Basketball MVP obvious

Ted Wu, Sports Editor

   Oklahoma City Thunder point guard Russell Westbrook deserves the MVP award for the 2016-17 NBA regular season.

   For starters, Westbrook has become the first player since Oscar Robertson in the 1961-1962 season to average a triple-double throughout the season. Not only will he shatter that record, thought untouchable for the longest time, but he will do so while leading the league in scoring and powering his team to the playoffs.

   Indeed, the narrative of his unlikely explosion into this year’s MVP race proves the most compelling. After an offseason in which 2013-14 MVP Kevin Durant left to join the Golden State Warriors, leaving Westbrook alone at the helm of a mediocre team, he has risen to the occasion. Even with a team incapable of generating offense without him, Westbrook has managed to power the Thunder to sixth place in the Western Conference and into the playoffs.

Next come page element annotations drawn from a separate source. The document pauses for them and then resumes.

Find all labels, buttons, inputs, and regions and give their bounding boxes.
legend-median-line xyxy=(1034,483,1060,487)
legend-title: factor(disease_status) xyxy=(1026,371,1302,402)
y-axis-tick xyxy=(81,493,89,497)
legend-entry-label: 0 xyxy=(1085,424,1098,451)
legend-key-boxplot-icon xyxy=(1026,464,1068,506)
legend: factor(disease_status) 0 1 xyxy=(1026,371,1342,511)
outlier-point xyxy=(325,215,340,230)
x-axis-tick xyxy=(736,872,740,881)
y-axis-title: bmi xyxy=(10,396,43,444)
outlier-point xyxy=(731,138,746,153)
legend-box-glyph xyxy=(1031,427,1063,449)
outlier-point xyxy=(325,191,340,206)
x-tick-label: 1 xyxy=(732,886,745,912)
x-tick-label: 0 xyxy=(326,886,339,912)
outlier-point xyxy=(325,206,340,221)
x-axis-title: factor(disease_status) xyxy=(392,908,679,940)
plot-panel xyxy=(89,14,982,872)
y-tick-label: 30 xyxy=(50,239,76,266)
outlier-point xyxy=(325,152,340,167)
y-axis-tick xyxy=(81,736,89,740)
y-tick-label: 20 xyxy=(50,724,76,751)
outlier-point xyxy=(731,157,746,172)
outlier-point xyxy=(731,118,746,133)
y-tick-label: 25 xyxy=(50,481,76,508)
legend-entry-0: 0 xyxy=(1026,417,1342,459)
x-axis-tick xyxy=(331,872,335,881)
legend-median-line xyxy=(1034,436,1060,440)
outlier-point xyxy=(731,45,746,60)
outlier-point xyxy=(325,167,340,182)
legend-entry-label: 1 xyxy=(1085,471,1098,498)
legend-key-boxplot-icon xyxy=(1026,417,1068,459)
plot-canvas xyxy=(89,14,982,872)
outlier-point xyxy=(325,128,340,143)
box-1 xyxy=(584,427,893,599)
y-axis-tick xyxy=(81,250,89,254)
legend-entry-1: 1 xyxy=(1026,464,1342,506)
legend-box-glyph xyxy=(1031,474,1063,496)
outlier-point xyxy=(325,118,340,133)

   Critics contest the actual benefit of his triple-doubles, making the case that his triple-doubles are bad for his team and drags their play down. With the Thunder a pristine 33-9 in games in which he notches a triple-double, and a measly 13-25 when he does not, their claim is moot. It is clear that without his individual excellence, his team suffers.

    His competitive drive is the heart and soul of his team. There are those that bemoan the spectacle that he has become, claiming that he is now a distraction for the team. The reality tells a different story, however, with his incredible campaign bringing his team more together than ever with a league-high assist percentage of 57.3.

    Westbrook’s leading challenger to the award, Houston Rockets guard James Harden, has a much higher ratio of true shooting percentage to usage rate, traditionally an indicator of efficiency. While it may be easy to presume that Harden is more deserving, with increased efficiency while maintaining the workload of an average superstar (61.3 percent true shooting on 34.1 percent usage rate), this assumption entirely neglects the difference in situations between Westbrook and Harden.

    While Westbrook’s usage rate has skyrocketed from last season to this season, an increase in usage rate of 9.5 percent, his true shooting percentage has not budged at all, maintaining a 55.4 percent true shooting rate. The increase in defensive attention in addition to his endless responsibility as his team’s leader has not been able to touch Westbrook’s offensive prowess, an illustration of his epic 2016-17 campaign.

 Advanced metrics such as Player Efficiency Rating (PER) and Value Over Replacement Player (VORP), used to account for how much a single player contributes to his team, give the same opinion. Westbrook ranks number one in both categories, while maintaining the highest usage rate in the league.

Russell Westbrook is no showoff. He just shows up, approaching Game 1 and Game 82 with the same intensity and determination to dominate. Houston Rockets guard James Harden may be more efficient, but given the luxury of a deep bench and sharpshooting teammates, he should be. Looking back on the 2016-17 season, the biggest story will be Westbrook’s historic journey, rightfully so. NBA sports writers and media owe it to the fans to put the cherry on top of his fairy tale season, by crowning Westbrook this year’s MVP.